ADVERTISEMENT

India’s Largest Reinsurer GIC Re May Get First Preference In Business, Decision Likely Tomorrow

Indian broking community rejected the order of preference among reinsurers as a ‘protectionist’ measure.



A visitor filling in necessary details on a document (Photographer: Krisztian Bocsi/Bloomberg)
A visitor filling in necessary details on a document (Photographer: Krisztian Bocsi/Bloomberg)

India’s largest reinsurer, GIC Re may retain its first preference in several areas of business if draft regulations proposed by an expert committee get accepted by the insurance regulator, an IRDAI official told BloombergQuint requesting anonymity.

The second preference is likely to be given to foreign reinsurance branches in India, while the third preference, in case both Indian reinsurers and the FRBs refuse, could go to cross-border reinsurers, the official said.

The board of the Insurance Regulatory Authority of India will meet tomorrow to consider the suggestions made by its Reinsurance Expert Committee. The regulator had put up the draft norms on its website, inviting public comments, on Jan. 5.

The draft regulations apply to all lines of insurance business and require domestic insurers to formulate a segment-wise risk retention policy. For life insurance, a minimum of 50 percent of the sum-at-risk should be retained at the portfolio level. The risk retention level for each insurer will also be subject to IRDAI’s approval, 45 days before the commencement of every financial year.

The Insurance Brokers’ Association of India in a letter to outgoing IRDAI Chairman TS Viyajan on Feb. 1 had called for “immediate cancellation and repeal of the order of preference regulation which is regressive, anti-policyholder and anti-competitive”. BloombergQuint has accessed a copy of the letter which lists the following concerns with the draft regulations:

  • Reinsurance costs would go up due to limited competition.
  • Unfair regulatory treatment for cross-border reinsurers will deter them from participating in the Indian market, as they will not be allowed to participate even if they offer the best terms, unless Indian reinsurers and FRBs refuse.
  • CBRs which are group companies of FRBs cannot be approached for treaty business and other specialised lines of business like trade credit, cargo, energy and aviation, except for large property and liability risks.
  • Need for global reinsurance for the government’s crop insurance scheme as the risk being carried is huge and there could be a shortage in reinsurance capacity if all of it is retained locally.
  • Product innovation will be affected as the risk will be will be shared by a few preferred reinsurers.
  • Reinsurance brokers play a proactive role in the Indian insurance market. That’s likely to be significantly marginalised.

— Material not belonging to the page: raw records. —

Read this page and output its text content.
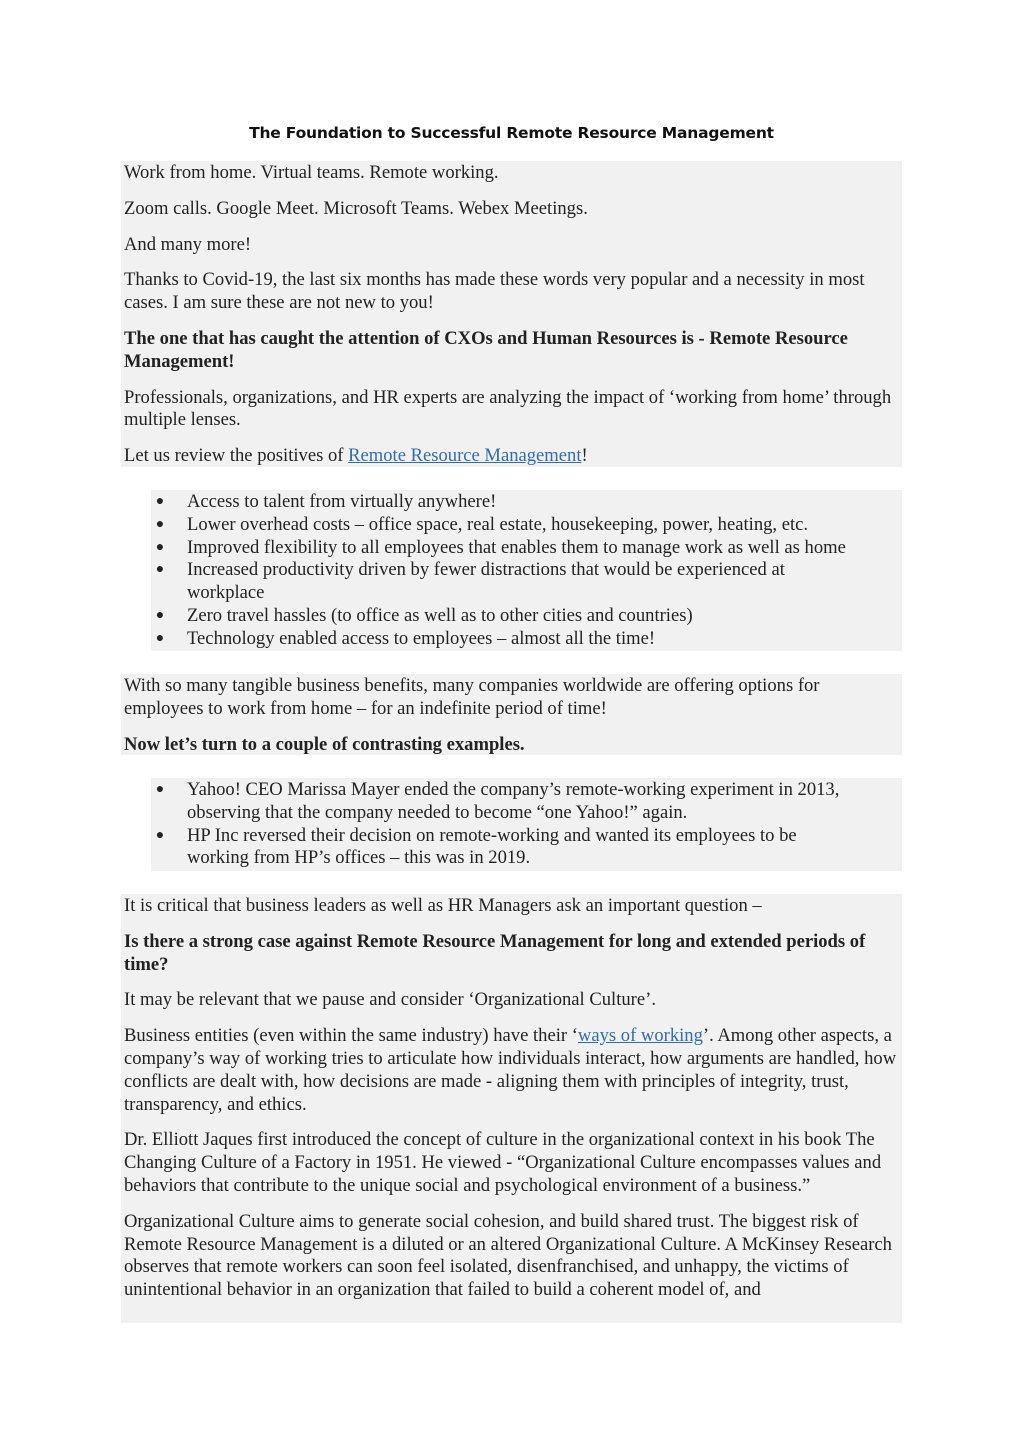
The Foundation to Successful Remote Resource Management

Work from home. Virtual teams. Remote working.

Zoom calls. Google Meet. Microsoft Teams. Webex Meetings.

And many more!

Thanks to Covid-19, the last six months has made these words very popular and a necessity in most cases. I am sure these are not new to you!

The one that has caught the attention of CXOs and Human Resources is - Remote Resource Management!

Professionals, organizations, and HR experts are analyzing the impact of ‘working from home’ through multiple lenses.

Let us review the positives of Remote Resource Management!

● Access to talent from virtually anywhere!
● Lower overhead costs – office space, real estate, housekeeping, power, heating, etc.
● Improved flexibility to all employees that enables them to manage work as well as home
● Increased productivity driven by fewer distractions that would be experienced at workplace
● Zero travel hassles (to office as well as to other cities and countries)
● Technology enabled access to employees – almost all the time!

With so many tangible business benefits, many companies worldwide are offering options for employees to work from home – for an indefinite period of time!

Now let’s turn to a couple of contrasting examples.

● Yahoo! CEO Marissa Mayer ended the company’s remote-working experiment in 2013, observing that the company needed to become “one Yahoo!” again.
● HP Inc reversed their decision on remote-working and wanted its employees to be working from HP’s offices – this was in 2019.

It is critical that business leaders as well as HR Managers ask an important question –

Is there a strong case against Remote Resource Management for long and extended periods of time?

It may be relevant that we pause and consider ‘Organizational Culture’.

Business entities (even within the same industry) have their ‘ways of working’. Among other aspects, a company’s way of working tries to articulate how individuals interact, how arguments are handled, how conflicts are dealt with, how decisions are made - aligning them with principles of integrity, trust, transparency, and ethics.

Dr. Elliott Jaques first introduced the concept of culture in the organizational context in his book The Changing Culture of a Factory in 1951. He viewed - “Organizational Culture encompasses values and behaviors that contribute to the unique social and psychological environment of a business.”

Organizational Culture aims to generate social cohesion, and build shared trust. The biggest risk of Remote Resource Management is a diluted or an altered Organizational Culture. A McKinsey Research observes that remote workers can soon feel isolated, disenfranchised, and unhappy, the victims of unintentional behavior in an organization that failed to build a coherent model of, and
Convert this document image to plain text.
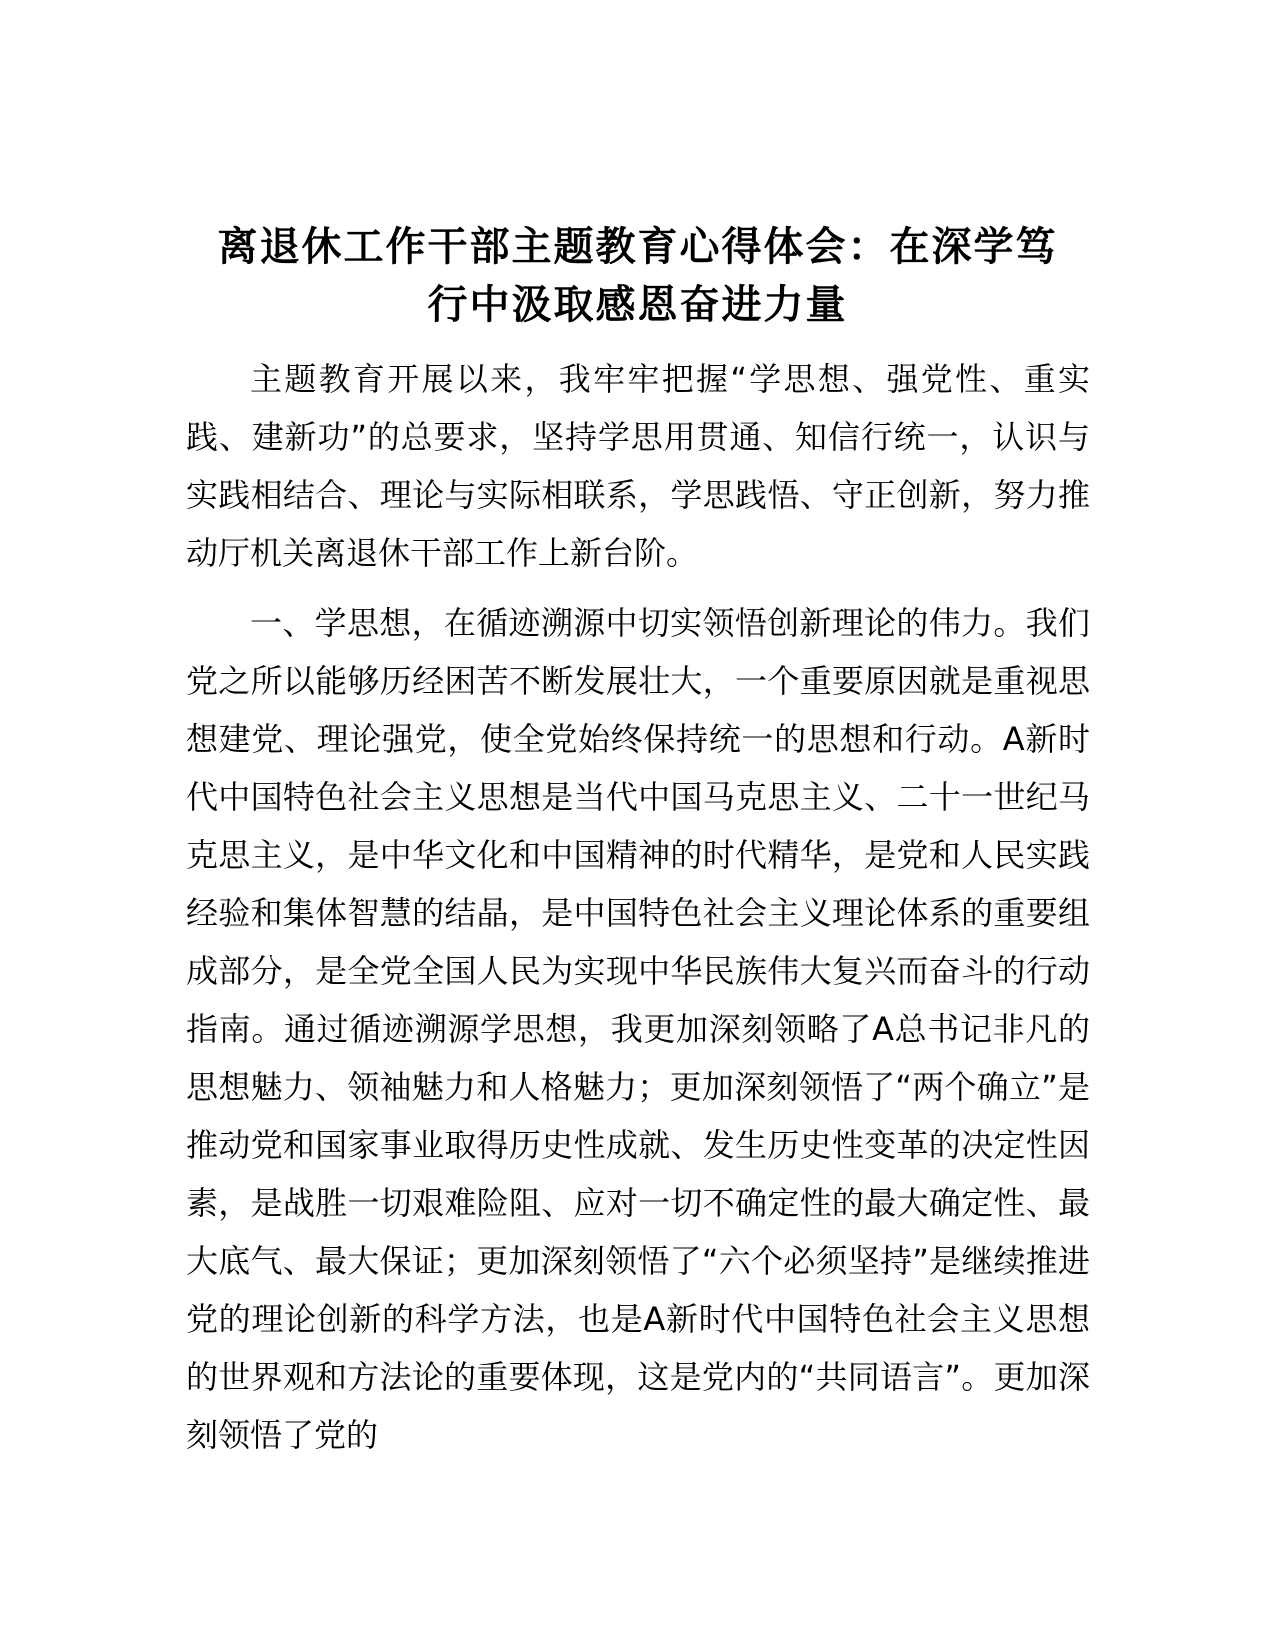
离退休工作干部主题教育心得体会：在深学笃
行中汲取感恩奋进力量

主题教育开展以来，我牢牢把握“学思想、强党性、重实践、建新功”的总要求，坚持学思用贯通、知信行统一，认识与实践相结合、理论与实际相联系，学思践悟、守正创新，努力推动厅机关离退休干部工作上新台阶。

一、学思想，在循迹溯源中切实领悟创新理论的伟力。我们党之所以能够历经困苦不断发展壮大，一个重要原因就是重视思想建党、理论强党，使全党始终保持统一的思想和行动。A新时代中国特色社会主义思想是当代中国马克思主义、二十一世纪马克思主义，是中华文化和中国精神的时代精华，是党和人民实践经验和集体智慧的结晶，是中国特色社会主义理论体系的重要组成部分，是全党全国人民为实现中华民族伟大复兴而奋斗的行动指南。通过循迹溯源学思想，我更加深刻领略了A总书记非凡的思想魅力、领袖魅力和人格魅力；更加深刻领悟了“两个确立”是推动党和国家事业取得历史性成就、发生历史性变革的决定性因素，是战胜一切艰难险阻、应对一切不确定性的最大确定性、最大底气、最大保证；更加深刻领悟了“六个必须坚持”是继续推进党的理论创新的科学方法，也是A新时代中国特色社会主义思想的世界观和方法论的重要体现，这是党内的“共同语言”。更加深刻领悟了党的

“This is more likely to hurt clients rather than brokers,” Rohit Jain, head of insurance broking firm Willis Towers Watson in India told BloombergQuint. If the proposed preference norms are accepted, “clients will not be able to enjoy the same freedom in pricing from the international markets as they have earlier,” he said.

Besides, it could result in higher prices for policyholders, according to Rajesh Yagnik, practice head – reinsurance and aviation at JLT Independent Brokers.

When you restrict competition in such an artificial manner, where the risk must first be absorbed by the local reinsurers before global players can participate, it will not just concentrate the risk within the country but also increase the prices for policyholders.
Rajesh Yagnik, Practice Head – Reinsurance & Aviation, JLT Independent Brokers

The IRDAI official quoted above opined that the preference regulations could, in fact, bring down prices by minimising role of brokers. Earlier, the monopoly of allocating risk with global reinsurers rested with brokers and they gave business to whoever paid them a higher brokerage. Insurers will now directly approach the foreign reinsurance branches in India, which will bring down prices, he said.

The order of preference allows Indian companies to get business in segments where they have expertise in while giving them room to develop their capacities in newer risks, said Shashwat Sharma, Partner & Head-Insurance at KPMG India.